Lexical Tools

UTF-8

What is UTF-8:

The term "UTF-8" stands for "Unicode Transformation Format, 8-bit form." UTF-8 encodes each Unicode character as a sequence whose length is a precise multiple of eight bits, and totals between one and four bytes.

Is my file in UTF-8 format?

The most common mistakes for Unicode users are they do not save the file in Unicode (UTF-8) encoding format. Even foreign characters (> 128) with diacritics and ligatures appear on the text editor, that doesn't mean the file is in the Unicode format. It could be in MS word format or other encoding. For example, Chinese characters could be saved in Chinese Traditional (Big5) encoding and appear correctly in the text editor. Make sure to save the file as Unicode (UTF-8) if you are using Unicode IO.

How to read and write data in UTF-8 in Java:

Java supports UTF-8 the same way it does any other encoding.
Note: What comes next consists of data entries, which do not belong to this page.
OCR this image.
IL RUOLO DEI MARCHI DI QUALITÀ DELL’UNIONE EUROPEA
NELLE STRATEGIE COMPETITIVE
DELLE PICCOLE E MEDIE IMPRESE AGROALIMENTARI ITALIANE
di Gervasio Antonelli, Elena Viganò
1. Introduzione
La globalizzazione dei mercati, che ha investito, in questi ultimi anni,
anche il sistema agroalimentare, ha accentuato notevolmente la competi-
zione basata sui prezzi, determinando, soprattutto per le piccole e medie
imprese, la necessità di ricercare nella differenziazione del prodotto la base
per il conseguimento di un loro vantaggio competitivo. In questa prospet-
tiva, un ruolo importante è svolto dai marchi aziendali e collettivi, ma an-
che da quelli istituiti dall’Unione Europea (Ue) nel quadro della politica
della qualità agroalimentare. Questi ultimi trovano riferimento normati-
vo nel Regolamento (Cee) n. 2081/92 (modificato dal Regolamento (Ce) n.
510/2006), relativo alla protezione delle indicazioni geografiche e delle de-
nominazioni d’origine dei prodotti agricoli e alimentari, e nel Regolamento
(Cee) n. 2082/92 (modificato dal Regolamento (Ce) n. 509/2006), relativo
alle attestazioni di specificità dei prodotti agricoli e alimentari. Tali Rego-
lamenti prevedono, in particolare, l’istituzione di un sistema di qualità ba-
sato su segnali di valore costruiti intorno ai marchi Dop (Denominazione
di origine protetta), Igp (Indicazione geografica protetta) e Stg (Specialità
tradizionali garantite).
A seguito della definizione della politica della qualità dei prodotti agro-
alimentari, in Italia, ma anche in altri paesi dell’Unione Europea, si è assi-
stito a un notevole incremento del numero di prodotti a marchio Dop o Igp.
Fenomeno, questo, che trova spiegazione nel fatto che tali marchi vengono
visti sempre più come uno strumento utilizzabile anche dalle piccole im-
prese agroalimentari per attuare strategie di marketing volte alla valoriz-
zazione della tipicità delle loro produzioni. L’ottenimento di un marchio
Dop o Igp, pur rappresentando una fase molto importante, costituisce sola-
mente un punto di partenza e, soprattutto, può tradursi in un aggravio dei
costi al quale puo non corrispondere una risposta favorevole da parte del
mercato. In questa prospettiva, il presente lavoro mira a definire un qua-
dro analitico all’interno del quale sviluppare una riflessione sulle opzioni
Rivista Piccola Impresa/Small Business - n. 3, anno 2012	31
Use "UTF-8" as the encoding name.

  • Read In:

    From a given file:
    BufferedReader in = new BufferedReader(new InputStreamReader(new FileInputStream(fName), "UTF-8");

    From stand in:
    BufferedReader in = new BufferedReader(new InputStreamReader(System.in));

  • Write out:

    To a given file:
    BufferedWriter out = new BufferedWriter(new OutputStreamWriter(new FileOutputStream(fName), "UTF-8"));

    To stand out:
    BufferedWriter out = new BufferedWriter(new OutputStreamWriter(System.out));